Türkiye’de her 50 kişiden biri SMA taşıyıcısı

Ağustos SMA Farkındalık ayında Türkiye SMA Vakfı’ndan, toplumun genetik geleceğini değiştirebilecek kritik bir çağrı geldi: Genetik ve ilerleyici bir kas hastalığı olan SMA, doğru adımlarla önlenebilir. Türkiye’de her 50 kişiden birinin bu hastalığın taşıyıcısı olduğu gerçeği, konunun aslında ne kadar bize yakın olduğunu ve koruyucu sağlık hizmetlerinin hayati önemini bir kez daha gözler önüne seriyor.

Spinal Müsküler Atrofi (SMA), kasların erimesine yol açan ve bebeklikten yetişkinliğe kadar dört farklı tipi bulunan ciddi bir genetik hastalık.
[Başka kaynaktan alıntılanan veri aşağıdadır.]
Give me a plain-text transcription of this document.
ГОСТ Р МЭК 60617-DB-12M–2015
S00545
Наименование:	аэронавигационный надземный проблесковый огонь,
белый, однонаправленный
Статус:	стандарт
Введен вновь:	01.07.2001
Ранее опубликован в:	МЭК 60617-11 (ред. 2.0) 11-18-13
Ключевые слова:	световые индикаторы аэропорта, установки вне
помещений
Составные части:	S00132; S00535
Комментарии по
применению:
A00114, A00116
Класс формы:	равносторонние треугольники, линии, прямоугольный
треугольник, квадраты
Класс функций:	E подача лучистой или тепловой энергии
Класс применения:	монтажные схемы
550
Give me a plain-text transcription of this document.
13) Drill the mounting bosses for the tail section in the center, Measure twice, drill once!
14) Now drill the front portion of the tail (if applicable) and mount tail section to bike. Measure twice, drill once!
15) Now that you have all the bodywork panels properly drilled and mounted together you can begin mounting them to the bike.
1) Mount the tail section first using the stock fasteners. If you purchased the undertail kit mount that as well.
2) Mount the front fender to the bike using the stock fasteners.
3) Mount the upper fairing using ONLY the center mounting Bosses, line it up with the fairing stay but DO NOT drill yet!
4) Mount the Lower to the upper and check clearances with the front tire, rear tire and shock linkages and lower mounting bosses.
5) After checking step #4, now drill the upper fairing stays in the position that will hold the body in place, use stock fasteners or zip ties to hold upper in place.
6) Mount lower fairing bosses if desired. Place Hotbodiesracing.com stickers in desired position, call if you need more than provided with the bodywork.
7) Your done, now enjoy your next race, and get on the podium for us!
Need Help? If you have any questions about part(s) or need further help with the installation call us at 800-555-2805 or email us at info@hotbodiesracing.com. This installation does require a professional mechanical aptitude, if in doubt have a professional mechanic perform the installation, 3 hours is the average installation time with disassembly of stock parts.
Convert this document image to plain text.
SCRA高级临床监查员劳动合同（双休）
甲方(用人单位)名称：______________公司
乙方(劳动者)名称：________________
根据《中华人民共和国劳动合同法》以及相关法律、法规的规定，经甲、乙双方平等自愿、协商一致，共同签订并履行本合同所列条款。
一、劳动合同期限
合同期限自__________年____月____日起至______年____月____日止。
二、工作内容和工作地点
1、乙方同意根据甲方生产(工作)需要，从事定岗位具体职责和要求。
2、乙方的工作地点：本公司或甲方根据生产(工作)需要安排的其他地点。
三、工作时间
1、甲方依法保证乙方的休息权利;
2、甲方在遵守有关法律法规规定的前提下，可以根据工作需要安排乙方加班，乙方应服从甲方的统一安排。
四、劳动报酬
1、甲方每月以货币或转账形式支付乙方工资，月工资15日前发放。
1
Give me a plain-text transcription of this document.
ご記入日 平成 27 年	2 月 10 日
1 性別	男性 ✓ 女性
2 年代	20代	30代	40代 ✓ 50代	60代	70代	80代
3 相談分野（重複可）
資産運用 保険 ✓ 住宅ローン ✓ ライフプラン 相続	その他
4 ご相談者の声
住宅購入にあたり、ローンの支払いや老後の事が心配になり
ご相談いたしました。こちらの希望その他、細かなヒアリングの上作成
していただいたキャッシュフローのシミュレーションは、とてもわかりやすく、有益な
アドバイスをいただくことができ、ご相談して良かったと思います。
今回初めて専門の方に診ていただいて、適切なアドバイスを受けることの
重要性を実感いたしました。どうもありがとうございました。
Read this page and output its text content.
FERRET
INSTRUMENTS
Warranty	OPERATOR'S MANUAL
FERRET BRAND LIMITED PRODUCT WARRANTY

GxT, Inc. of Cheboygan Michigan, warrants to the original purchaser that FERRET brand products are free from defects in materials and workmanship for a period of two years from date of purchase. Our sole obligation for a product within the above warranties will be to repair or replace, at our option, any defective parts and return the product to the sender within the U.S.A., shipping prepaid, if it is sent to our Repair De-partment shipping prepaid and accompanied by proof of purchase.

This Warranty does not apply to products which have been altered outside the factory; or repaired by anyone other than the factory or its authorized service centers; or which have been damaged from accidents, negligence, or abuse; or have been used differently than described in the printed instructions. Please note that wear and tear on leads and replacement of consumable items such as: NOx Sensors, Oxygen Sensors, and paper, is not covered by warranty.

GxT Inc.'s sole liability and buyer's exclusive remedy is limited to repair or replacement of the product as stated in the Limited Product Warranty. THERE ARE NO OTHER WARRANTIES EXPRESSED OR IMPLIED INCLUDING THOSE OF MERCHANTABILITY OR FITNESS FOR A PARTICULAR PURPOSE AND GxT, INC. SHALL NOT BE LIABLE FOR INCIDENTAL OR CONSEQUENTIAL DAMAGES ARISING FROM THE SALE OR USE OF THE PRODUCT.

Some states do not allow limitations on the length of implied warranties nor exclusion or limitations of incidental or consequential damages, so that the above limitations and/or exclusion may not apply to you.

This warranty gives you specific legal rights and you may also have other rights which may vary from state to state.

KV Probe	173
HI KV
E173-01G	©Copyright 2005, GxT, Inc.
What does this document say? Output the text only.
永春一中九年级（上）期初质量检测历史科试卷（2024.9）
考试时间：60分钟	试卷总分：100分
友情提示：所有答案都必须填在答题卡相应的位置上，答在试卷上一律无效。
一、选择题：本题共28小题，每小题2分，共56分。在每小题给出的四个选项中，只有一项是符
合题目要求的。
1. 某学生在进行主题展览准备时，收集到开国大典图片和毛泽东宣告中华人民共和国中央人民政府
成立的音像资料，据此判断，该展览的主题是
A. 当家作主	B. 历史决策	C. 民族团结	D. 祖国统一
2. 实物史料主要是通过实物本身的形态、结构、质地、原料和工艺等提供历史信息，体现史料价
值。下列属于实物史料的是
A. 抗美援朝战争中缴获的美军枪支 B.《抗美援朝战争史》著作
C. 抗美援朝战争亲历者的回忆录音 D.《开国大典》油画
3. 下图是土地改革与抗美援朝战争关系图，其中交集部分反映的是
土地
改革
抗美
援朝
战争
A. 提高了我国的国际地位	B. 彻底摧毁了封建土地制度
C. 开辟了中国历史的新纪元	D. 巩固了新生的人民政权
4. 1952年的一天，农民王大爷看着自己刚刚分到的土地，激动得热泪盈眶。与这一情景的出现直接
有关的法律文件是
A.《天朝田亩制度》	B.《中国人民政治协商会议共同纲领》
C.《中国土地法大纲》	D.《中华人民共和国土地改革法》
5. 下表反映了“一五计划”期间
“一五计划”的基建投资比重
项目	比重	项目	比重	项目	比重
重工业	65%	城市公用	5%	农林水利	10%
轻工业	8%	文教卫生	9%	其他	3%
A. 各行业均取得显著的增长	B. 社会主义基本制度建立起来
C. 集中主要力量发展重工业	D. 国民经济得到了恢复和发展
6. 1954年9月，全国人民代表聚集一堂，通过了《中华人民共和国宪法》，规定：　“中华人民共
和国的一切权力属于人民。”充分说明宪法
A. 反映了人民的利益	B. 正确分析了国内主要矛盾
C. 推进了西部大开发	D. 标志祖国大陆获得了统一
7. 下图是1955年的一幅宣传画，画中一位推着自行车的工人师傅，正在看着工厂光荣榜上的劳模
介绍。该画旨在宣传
Türkiye’de yaklaşık 3 bin hastanın mücadele ettiği bu hastalıkla ilgili en önemli bilgi ise önlenebilir olması. Türkiye SMA Vakfı, Ağustos ayı boyunca yürüteceği kampanyalarla bu konuya dikkat çekerek, hem ücretsiz tarama testlerinin yaygınlaşmasını hem de hastaların hayata daha güçlü tutunmasını sağlamayı hedefliyor.

“Bilseydik Hayatımız Çok Farklı Olurdu”: Ücretsiz Taşıyıcılık Testi ile Geleceğinizi Planlayın

SMA ile mücadelenin en güçlü silahı, evlilik öncesi veya gebelik planlaması sırasında yapılan ücretsiz taşıyıcılık testi. Türkiye SMA Vakfı Başkan Vekili Ece Soyer Demir, kendi yaşadığı zorlu süreci şu çarpıcı sözlerle anlatıyor: “Ben ve eşim, oğlumuz SMA tanısı alana kadar taşıyıcı olduğumuzu bilmiyorduk. Eğer önceden bilseydik, hayatımız çok farklı olurdu.”

Demir’in de vurguladığı gibi, taşıyıcı ebeveynler hiçbir hastalık belirtisi göstermezken, her doğal gebelikte bebeğin %25 ihtimalle SMA hastası olarak doğma riski bulunuyor. Bu riski ortadan kaldırmanın tek yolu ise basit bir kan tahlili. 2021’den bu yana aile sağlığı merkezlerinde ücretsiz sunulan bu imkândan 2023 verilerine göre 1 milyon 834 bin kişi yararlandı ve 22 bin 573 çiftte riskli durum tespit edildi. Bu test, çiftlere bilinçli bir şekilde aile kurma ve sağlıklı nesiller yetiştirme şansı tanıyor.

Topuk Kanı Hayat Kurtarır: Bilim Dışı Söylemlere Kulak Asmayın!

SMA ile mücadelenin bir diğer kritik aşaması ise doğumdan sonraki ilk günlerde yapılan topuk kanı taraması. Türkiye SMA Vakfı, zaman zaman hedef alınan bu uygulamanın, bebeklerin henüz belirti göstermeden tanı almasını sağlayan, kanıta dayalı ve hayat kurtaran bir halk sağlığı hizmeti olduğunu vurguluyor.

Ece Soyer Demir, “Topuk kanı, SMA başta olmak üzere birçok hastalığın erken teşhisinde kritik rol oynuyor. Bu konuda toplum sağlığına en büyük zararı bilimsellikten uzak yorumlar veriyor,” diyerek aileleri uyarıyor. Erken tanı sayesinde tedaviye hemen başlanabiliyor, bu da bebekler için daha iyi gelişim ve daha güçlü bir yaşam anlamına geliyor. Demir, “Koruyucu sağlık hizmetleri bir tercih değil, kamusal bir sorumluluktur. Bilimsel verilerle hareket etmeyen söylemler, çocuklarımızın sağlık hakkını tehlikeye atıyor,” diyerek konunun ciddiyetine dikkat çekiyor.

Türkiye SMA Vakfı, Ağustos ayı boyunca doğru bilinen yanlışları düzeltecek, taşıyıcılık testinin önemini anlatacak ve her bireyin sağlıklı yaşama hakkını bilimsel veriler ışığında savunmaya devam edecek.